Recent years have seen two organic protest movements take shape that the media is trying to portray as completely opposite, yet they are incredibly similar. Occupy Wall St has a distinct target with a focus on the big Wall St banks that control over 60% of US assets, while the Tea Party focused on the extreme levels of government spending that threaten to bankrupt our nation and at the least dilute the value of our currency. Occupy Wall Street is a much younger phenomenon than the Tea Party and has some unworkable ‘demands’, but they both strike at the heart of the problem of modern American politics and economics: crony capitalism. It is not just a banking issue, as the Solyndra scandal shows that the problem lies in government being in bed with big business, but banking is the most egregious example.
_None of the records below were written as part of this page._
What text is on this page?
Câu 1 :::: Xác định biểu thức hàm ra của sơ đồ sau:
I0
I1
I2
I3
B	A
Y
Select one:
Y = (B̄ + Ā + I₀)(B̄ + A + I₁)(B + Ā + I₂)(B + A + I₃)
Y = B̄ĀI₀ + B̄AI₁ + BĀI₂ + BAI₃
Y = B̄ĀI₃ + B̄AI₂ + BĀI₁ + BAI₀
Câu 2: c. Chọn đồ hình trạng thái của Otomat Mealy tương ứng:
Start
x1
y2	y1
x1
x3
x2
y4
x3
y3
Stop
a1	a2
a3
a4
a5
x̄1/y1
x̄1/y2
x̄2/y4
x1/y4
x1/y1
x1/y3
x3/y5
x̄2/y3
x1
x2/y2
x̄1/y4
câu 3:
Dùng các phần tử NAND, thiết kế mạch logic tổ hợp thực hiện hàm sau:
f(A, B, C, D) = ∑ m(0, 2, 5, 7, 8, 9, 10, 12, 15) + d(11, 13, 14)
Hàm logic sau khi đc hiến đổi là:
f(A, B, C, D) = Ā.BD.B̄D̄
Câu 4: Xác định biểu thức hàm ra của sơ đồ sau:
For our nation and economy to move forward, we must sever the close ties between business and government, and a start would be with truly reforming our banks.
Occupy Wall St and the Tea Party are expressions of a frustrated citizenry that does not feel that their politicians are serving their interests. The Tea Party started with Rick Santelli’s tirade over the bailing out of Wall St banks, AIG and then GM & Chrysler. Occupy Wall St is targeting the Wall St banks that received bailouts yet continue to behave as they did prior to the Lehman crash in 2008. Starting under the Bush administration and continued under President Obama, Wall St banks have privatized the gains and socialize the losses through their bailout monies, yet nothing has translated to savings for citizens. In spring of 2009, the feds added to the bailouts of AIG and Citigroup in addition to relaxing accounting rule FAS 157 allowing banks to carry assets at whatever value they wanted. The zero interest rate policy of the FED is an additional bailout to the banks and punishment to American savers and fixed income seniors. At every step, the citizens of the United States have taken a back seat to the Wall St banks. Taxpayers have shouldered more and more responsibility for Wall St’s failings. Small and regional sized banks will tell you that Wall St banks have an unfair funding advantage, hurting their business. Occupy Wall St and the Tea Party are cries from ordinary Americans to stop this game rigged in favor of Wall St.
America needs a politician with the willpower to take on the Wall St banks and protect the currency and interests of Main St. We need a politician who understands that this recession is not like normal recessions. This is a cheap credit fueled, balance sheet recession with a huge debt hangover. In 2008 and 2009, the government bailed out the Wall St banks and wounded the economy. They portray their actions the other way around. Obama’s talk of reform is just that: talk, while he fundraises on Wall St and keeps Wall St lackeys like Tim Geithner in his administration. No politician is discussing it, but a stimulus idea that would not involve any public funding is the following plan. Wall St banks must mark their assets at the proper values. If this causes them to be insolvent, then the Federal Reserve can take those banks into receivership and wind down assets. As those assets are wound down, debt writedowns will occur on mortgages, student loans and consumer loans. These debt writedowns will turn into principal reductions. Removing the debt overhang from many American’s budgets will put dollars back into American pockets, affecting both consumers and small business owners.
This proposal could cause a couple of the Wall St banks to go into receivership. It might shrink some of those banks. Breaking up the big banks and writing down debt will jumpstart the average American household and help business owners’ balance sheets without adding another dime to the national debt. The other effects will be reduced rents as residential and commercial property owners will have lower costs to set their rent. The potential is there for economic growth, which will help alleviate the unemployment problem and increase tax receipts which will help the government deficit problem. Leaving zombie banks alive is the path Japan followed as they have had minimal growth for 20 years because they did not address the bad loans and banks. This plan does not have support from either political party. That tells us more about Democrats and Republicans than it does America.